Considerable resources have also been applied to all phases of the Y2K compliance projects. After visits and consultations with banks, they generally seem well prepared for any problems that could arise. However, cognisance was taken of the possible effect of Y2K developments on financial conditions.
 
7. MONETARY POLICY DEVELOPMENTS
 
Evidence that the emerging-market crisis was abating and other improvements in domestic economic conditions allowed a persistent decline in the repurchase rate of the Reserve Bank from 21,85 per cent early in October 1998 to 12,31 per cent on 13 October 1999, or by 9,54 percentage points. Over the same period, the prime overdraft rate of the banks was reduced from 25,5 per cent to 15,5 per cent or by 10 percentage points. Monetary policy has therefore been relaxed considerably during the course of 1999.
 
From 23 September 1999 (the date on which the banks announced a 1 percentage point cut in their prime lending rates) the repurchase rate has declined further by 44 basis points.

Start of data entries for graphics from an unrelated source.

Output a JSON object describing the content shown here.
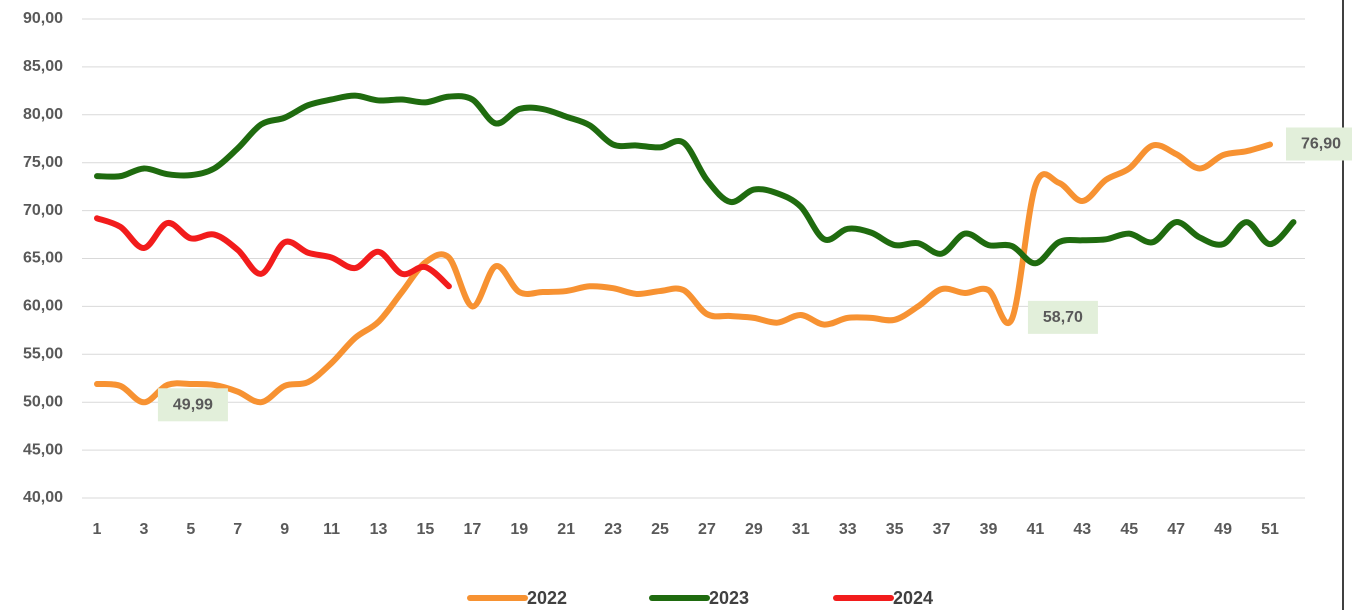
{
  "chart_data": {
    "type": "line",
    "categories": [
      1,
      null,
      3,
      null,
      5,
      null,
      7,
      null,
      9,
      null,
      11,
      null,
      13,
      null,
      15,
      null,
      17,
      null,
      19,
      null,
      21,
      null,
      23,
      null,
      25,
      null,
      27,
      null,
      29,
      null,
      31,
      null,
      33,
      null,
      35,
      null,
      37,
      null,
      39,
      null,
      41,
      null,
      43,
      null,
      45,
      null,
      47,
      null,
      49,
      null,
      51,
      null
    ],
    "series": [
      {
        "name": "2022",
        "color": "#f79232",
        "values": [
          51.9,
          51.7,
          49.99,
          51.8,
          51.9,
          51.8,
          51.1,
          50.0,
          51.7,
          52.1,
          54.1,
          56.7,
          58.4,
          61.5,
          64.6,
          65.1,
          60.0,
          64.2,
          61.5,
          61.5,
          61.6,
          62.1,
          61.9,
          61.3,
          61.6,
          61.7,
          59.2,
          59.0,
          58.8,
          58.3,
          59.1,
          58.1,
          58.8,
          58.8,
          58.6,
          60.0,
          61.8,
          61.4,
          61.7,
          58.7,
          72.6,
          72.9,
          71.0,
          73.2,
          74.4,
          76.8,
          75.9,
          74.4,
          75.8,
          76.2,
          76.9,
          null
        ],
        "value_labels": [
          null,
          null,
          "49,99",
          null,
          null,
          null,
          null,
          null,
          null,
          null,
          null,
          null,
          null,
          null,
          null,
          null,
          null,
          null,
          null,
          null,
          null,
          null,
          null,
          null,
          null,
          null,
          null,
          null,
          null,
          null,
          null,
          null,
          null,
          null,
          null,
          null,
          null,
          null,
          null,
          "58,70",
          null,
          null,
          null,
          null,
          null,
          null,
          null,
          null,
          null,
          null,
          "76,90",
          null
        ]
      },
      {
        "name": "2023",
        "color": "#1f6b0f",
        "values": [
          73.6,
          73.6,
          74.4,
          73.8,
          73.7,
          74.4,
          76.5,
          79.0,
          79.7,
          81.0,
          81.6,
          82.0,
          81.5,
          81.6,
          81.3,
          81.9,
          81.6,
          79.1,
          80.6,
          80.6,
          79.8,
          78.9,
          76.9,
          76.8,
          76.6,
          77.1,
          73.2,
          70.9,
          72.2,
          71.8,
          70.4,
          67.0,
          68.1,
          67.7,
          66.4,
          66.6,
          65.5,
          67.6,
          66.4,
          66.3,
          64.5,
          66.7,
          66.9,
          67.0,
          67.6,
          66.7,
          68.8,
          67.2,
          66.5,
          68.8,
          66.5,
          68.8
        ]
      },
      {
        "name": "2024",
        "color": "#f21c1c",
        "values": [
          69.2,
          68.3,
          66.1,
          68.7,
          67.1,
          67.5,
          65.9,
          63.4,
          66.7,
          65.6,
          65.1,
          64.0,
          65.7,
          63.4,
          64.1,
          62.1,
          null,
          null,
          null,
          null,
          null,
          null,
          null,
          null,
          null,
          null,
          null,
          null,
          null,
          null,
          null,
          null,
          null,
          null,
          null,
          null,
          null,
          null,
          null,
          null,
          null,
          null,
          null,
          null,
          null,
          null,
          null,
          null,
          null,
          null,
          null,
          null
        ]
      }
    ],
    "ylim": [
      40,
      90
    ],
    "yticks": [
      {
        "value": 40,
        "label": "40,00"
      },
      {
        "value": 45,
        "label": "45,00"
      },
      {
        "value": 50,
        "label": "50,00"
      },
      {
        "value": 55,
        "label": "55,00"
      },
      {
        "value": 60,
        "label": "60,00"
      },
      {
        "value": 65,
        "label": "65,00"
      },
      {
        "value": 70,
        "label": "70,00"
      },
      {
        "value": 75,
        "label": "75,00"
      },
      {
        "value": 80,
        "label": "80,00"
      },
      {
        "value": 85,
        "label": "85,00"
      },
      {
        "value": 90,
        "label": "90,00"
      }
    ],
    "grid": true,
    "legend": "bottom"
  }
}
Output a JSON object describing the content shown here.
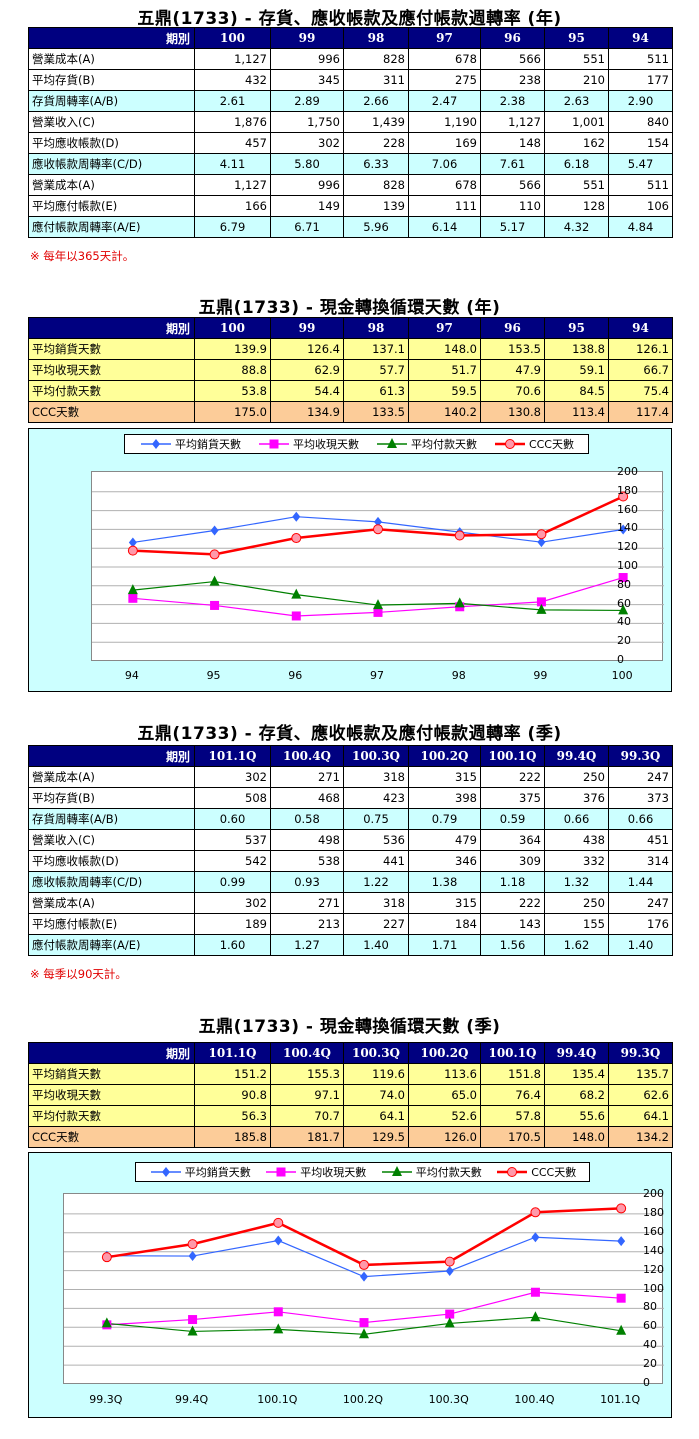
{
  "sections": {
    "turnover_year": {
      "title": "五鼎(1733) -  存貨、應收帳款及應付帳款週轉率 (年)",
      "header_label": "期別",
      "periods": [
        "100",
        "99",
        "98",
        "97",
        "96",
        "95",
        "94"
      ],
      "rows": [
        {
          "label": "營業成本(A)",
          "values": [
            "1,127",
            "996",
            "828",
            "678",
            "566",
            "551",
            "511"
          ],
          "style": "plain"
        },
        {
          "label": "平均存貨(B)",
          "values": [
            "432",
            "345",
            "311",
            "275",
            "238",
            "210",
            "177"
          ],
          "style": "plain"
        },
        {
          "label": "存貨周轉率(A/B)",
          "values": [
            "2.61",
            "2.89",
            "2.66",
            "2.47",
            "2.38",
            "2.63",
            "2.90"
          ],
          "style": "cyan"
        },
        {
          "label": "營業收入(C)",
          "values": [
            "1,876",
            "1,750",
            "1,439",
            "1,190",
            "1,127",
            "1,001",
            "840"
          ],
          "style": "plain"
        },
        {
          "label": "平均應收帳款(D)",
          "values": [
            "457",
            "302",
            "228",
            "169",
            "148",
            "162",
            "154"
          ],
          "style": "plain"
        },
        {
          "label": "應收帳款周轉率(C/D)",
          "values": [
            "4.11",
            "5.80",
            "6.33",
            "7.06",
            "7.61",
            "6.18",
            "5.47"
          ],
          "style": "cyan"
        },
        {
          "label": "營業成本(A)",
          "values": [
            "1,127",
            "996",
            "828",
            "678",
            "566",
            "551",
            "511"
          ],
          "style": "plain"
        },
        {
          "label": "平均應付帳款(E)",
          "values": [
            "166",
            "149",
            "139",
            "111",
            "110",
            "128",
            "106"
          ],
          "style": "plain"
        },
        {
          "label": "應付帳款周轉率(A/E)",
          "values": [
            "6.79",
            "6.71",
            "5.96",
            "6.14",
            "5.17",
            "4.32",
            "4.84"
          ],
          "style": "cyan"
        }
      ],
      "note": "※ 每年以365天計。"
    },
    "ccc_year": {
      "title": "五鼎(1733) -  現金轉換循環天數 (年)",
      "header_label": "期別",
      "periods": [
        "100",
        "99",
        "98",
        "97",
        "96",
        "95",
        "94"
      ],
      "rows": [
        {
          "label": "平均銷貨天數",
          "values": [
            "139.9",
            "126.4",
            "137.1",
            "148.0",
            "153.5",
            "138.8",
            "126.1"
          ],
          "style": "yellow"
        },
        {
          "label": "平均收現天數",
          "values": [
            "88.8",
            "62.9",
            "57.7",
            "51.7",
            "47.9",
            "59.1",
            "66.7"
          ],
          "style": "yellow"
        },
        {
          "label": "平均付款天數",
          "values": [
            "53.8",
            "54.4",
            "61.3",
            "59.5",
            "70.6",
            "84.5",
            "75.4"
          ],
          "style": "yellow"
        },
        {
          "label": "CCC天數",
          "values": [
            "175.0",
            "134.9",
            "133.5",
            "140.2",
            "130.8",
            "113.4",
            "117.4"
          ],
          "style": "orange"
        }
      ]
    },
    "turnover_quarter": {
      "title": "五鼎(1733) -  存貨、應收帳款及應付帳款週轉率 (季)",
      "header_label": "期別",
      "periods": [
        "101.1Q",
        "100.4Q",
        "100.3Q",
        "100.2Q",
        "100.1Q",
        "99.4Q",
        "99.3Q"
      ],
      "rows": [
        {
          "label": "營業成本(A)",
          "values": [
            "302",
            "271",
            "318",
            "315",
            "222",
            "250",
            "247"
          ],
          "style": "plain"
        },
        {
          "label": "平均存貨(B)",
          "values": [
            "508",
            "468",
            "423",
            "398",
            "375",
            "376",
            "373"
          ],
          "style": "plain"
        },
        {
          "label": "存貨周轉率(A/B)",
          "values": [
            "0.60",
            "0.58",
            "0.75",
            "0.79",
            "0.59",
            "0.66",
            "0.66"
          ],
          "style": "cyan"
        },
        {
          "label": "營業收入(C)",
          "values": [
            "537",
            "498",
            "536",
            "479",
            "364",
            "438",
            "451"
          ],
          "style": "plain"
        },
        {
          "label": "平均應收帳款(D)",
          "values": [
            "542",
            "538",
            "441",
            "346",
            "309",
            "332",
            "314"
          ],
          "style": "plain"
        },
        {
          "label": "應收帳款周轉率(C/D)",
          "values": [
            "0.99",
            "0.93",
            "1.22",
            "1.38",
            "1.18",
            "1.32",
            "1.44"
          ],
          "style": "cyan"
        },
        {
          "label": "營業成本(A)",
          "values": [
            "302",
            "271",
            "318",
            "315",
            "222",
            "250",
            "247"
          ],
          "style": "plain"
        },
        {
          "label": "平均應付帳款(E)",
          "values": [
            "189",
            "213",
            "227",
            "184",
            "143",
            "155",
            "176"
          ],
          "style": "plain"
        },
        {
          "label": "應付帳款周轉率(A/E)",
          "values": [
            "1.60",
            "1.27",
            "1.40",
            "1.71",
            "1.56",
            "1.62",
            "1.40"
          ],
          "style": "cyan"
        }
      ],
      "note": "※ 每季以90天計。"
    },
    "ccc_quarter": {
      "title": "五鼎(1733) -  現金轉換循環天數 (季)",
      "header_label": "期別",
      "periods": [
        "101.1Q",
        "100.4Q",
        "100.3Q",
        "100.2Q",
        "100.1Q",
        "99.4Q",
        "99.3Q"
      ],
      "rows": [
        {
          "label": "平均銷貨天數",
          "values": [
            "151.2",
            "155.3",
            "119.6",
            "113.6",
            "151.8",
            "135.4",
            "135.7"
          ],
          "style": "yellow"
        },
        {
          "label": "平均收現天數",
          "values": [
            "90.8",
            "97.1",
            "74.0",
            "65.0",
            "76.4",
            "68.2",
            "62.6"
          ],
          "style": "yellow"
        },
        {
          "label": "平均付款天數",
          "values": [
            "56.3",
            "70.7",
            "64.1",
            "52.6",
            "57.8",
            "55.6",
            "64.1"
          ],
          "style": "yellow"
        },
        {
          "label": "CCC天數",
          "values": [
            "185.8",
            "181.7",
            "129.5",
            "126.0",
            "170.5",
            "148.0",
            "134.2"
          ],
          "style": "orange"
        }
      ]
    }
  },
  "colors": {
    "header_bg": "#000080",
    "cyan_row": "#ccffff",
    "yellow_row": "#ffff99",
    "orange_row": "#fccc99",
    "note_red": "#e00000",
    "series_sales": "#3366ff",
    "series_collect": "#ff00ff",
    "series_pay": "#008000",
    "series_ccc": "#ff0000"
  },
  "chart_data": [
    {
      "type": "line",
      "title": "五鼎(1733) -  現金轉換循環天數 (年)",
      "categories": [
        "94",
        "95",
        "96",
        "97",
        "98",
        "99",
        "100"
      ],
      "series": [
        {
          "name": "平均銷貨天數",
          "marker": "diamond",
          "color": "#3366ff",
          "values": [
            126.1,
            138.8,
            153.5,
            148.0,
            137.1,
            126.4,
            139.9
          ]
        },
        {
          "name": "平均收現天數",
          "marker": "square",
          "color": "#ff00ff",
          "values": [
            66.7,
            59.1,
            47.9,
            51.7,
            57.7,
            62.9,
            88.8
          ]
        },
        {
          "name": "平均付款天數",
          "marker": "triangle",
          "color": "#008000",
          "values": [
            75.4,
            84.5,
            70.6,
            59.5,
            61.3,
            54.4,
            53.8
          ]
        },
        {
          "name": "CCC天數",
          "marker": "circle",
          "color": "#ff0000",
          "values": [
            117.4,
            113.4,
            130.8,
            140.2,
            133.5,
            134.9,
            175.0
          ]
        }
      ],
      "yticks": [
        "200",
        "180",
        "160",
        "140",
        "120",
        "100",
        "80",
        "60",
        "40",
        "20",
        "0"
      ],
      "ylim": [
        0,
        200
      ],
      "y_axis_side": "right",
      "grid": true,
      "legend_position": "top",
      "xlabel": "",
      "ylabel": ""
    },
    {
      "type": "line",
      "title": "五鼎(1733) -  現金轉換循環天數 (季)",
      "categories": [
        "99.3Q",
        "99.4Q",
        "100.1Q",
        "100.2Q",
        "100.3Q",
        "100.4Q",
        "101.1Q"
      ],
      "series": [
        {
          "name": "平均銷貨天數",
          "marker": "diamond",
          "color": "#3366ff",
          "values": [
            135.7,
            135.4,
            151.8,
            113.6,
            119.6,
            155.3,
            151.2
          ]
        },
        {
          "name": "平均收現天數",
          "marker": "square",
          "color": "#ff00ff",
          "values": [
            62.6,
            68.2,
            76.4,
            65.0,
            74.0,
            97.1,
            90.8
          ]
        },
        {
          "name": "平均付款天數",
          "marker": "triangle",
          "color": "#008000",
          "values": [
            64.1,
            55.6,
            57.8,
            52.6,
            64.1,
            70.7,
            56.3
          ]
        },
        {
          "name": "CCC天數",
          "marker": "circle",
          "color": "#ff0000",
          "values": [
            134.2,
            148.0,
            170.5,
            126.0,
            129.5,
            181.7,
            185.8
          ]
        }
      ],
      "yticks": [
        "200",
        "180",
        "160",
        "140",
        "120",
        "100",
        "80",
        "60",
        "40",
        "20",
        "0"
      ],
      "ylim": [
        0,
        200
      ],
      "y_axis_side": "right",
      "grid": true,
      "legend_position": "top",
      "xlabel": "",
      "ylabel": ""
    }
  ]
}
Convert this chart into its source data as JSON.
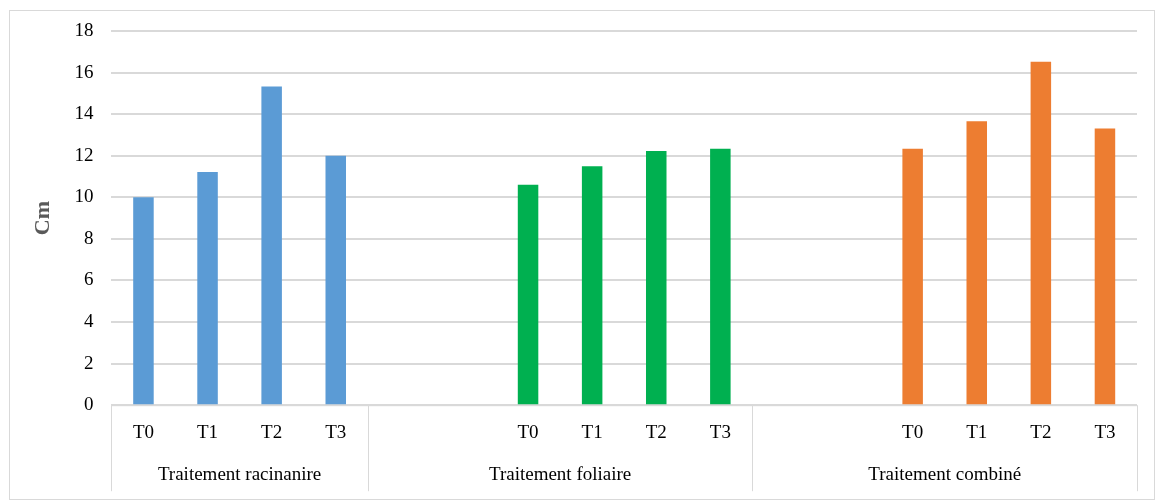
{
  "chart_data": {
    "type": "bar",
    "ylabel": "Cm",
    "categories": [
      "T0",
      "T1",
      "T2",
      "T3",
      null,
      null,
      "T0",
      "T1",
      "T2",
      "T3",
      null,
      null,
      "T0",
      "T1",
      "T2",
      "T3"
    ],
    "series": [
      {
        "color": "#5b9bd5",
        "values": [
          10.0,
          11.22,
          15.33,
          12.0,
          null,
          null,
          null,
          null,
          null,
          null,
          null,
          null,
          null,
          null,
          null,
          null
        ]
      },
      {
        "color": "#00b050",
        "values": [
          null,
          null,
          null,
          null,
          null,
          null,
          10.6,
          11.49,
          12.23,
          12.33,
          null,
          null,
          null,
          null,
          null,
          null
        ]
      },
      {
        "color": "#ed7d31",
        "values": [
          null,
          null,
          null,
          null,
          null,
          null,
          null,
          null,
          null,
          null,
          null,
          null,
          12.33,
          13.66,
          16.52,
          13.31
        ]
      }
    ],
    "annotations": [
      "Traitement racinanire",
      "Traitement foliaire",
      "Traitement combiné"
    ],
    "ylim": [
      0,
      18
    ],
    "yticks": [
      0,
      2,
      4,
      6,
      8,
      10,
      12,
      14,
      16,
      18
    ],
    "grid": "y",
    "legend": false
  }
}
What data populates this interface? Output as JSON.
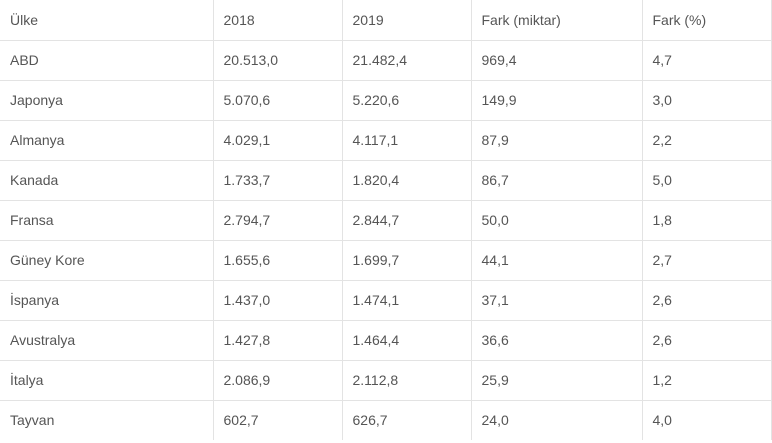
{
  "table": {
    "headers": [
      "Ülke",
      "2018",
      "2019",
      "Fark (miktar)",
      "Fark (%)"
    ],
    "rows": [
      [
        "ABD",
        "20.513,0",
        "21.482,4",
        "969,4",
        "4,7"
      ],
      [
        "Japonya",
        "5.070,6",
        "5.220,6",
        "149,9",
        "3,0"
      ],
      [
        "Almanya",
        "4.029,1",
        "4.117,1",
        "87,9",
        "2,2"
      ],
      [
        "Kanada",
        "1.733,7",
        "1.820,4",
        "86,7",
        "5,0"
      ],
      [
        "Fransa",
        "2.794,7",
        "2.844,7",
        "50,0",
        "1,8"
      ],
      [
        "Güney Kore",
        "1.655,6",
        "1.699,7",
        "44,1",
        "2,7"
      ],
      [
        "İspanya",
        "1.437,0",
        "1.474,1",
        "37,1",
        "2,6"
      ],
      [
        "Avustralya",
        "1.427,8",
        "1.464,4",
        "36,6",
        "2,6"
      ],
      [
        "İtalya",
        "2.086,9",
        "2.112,8",
        "25,9",
        "1,2"
      ],
      [
        "Tayvan",
        "602,7",
        "626,7",
        "24,0",
        "4,0"
      ]
    ]
  }
}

The repurchase rate at first dropped sharply immediately after the prime rate was reduced, but from the end of September this decline has become more subdued.
 
After careful consideration of all these developments, the MPC of the Reserve Bank decided to maintain the current monetary policy stance. However, the committee noted potentially unfavourable domestic and international factors which may necessitate a reconsideration of the monetary policy stance.
The MPC will meet approximately every six weeks, and the next meeting will be held on Wednesday, 24 November 1999. A statement will be issued after each meeting of the Committee.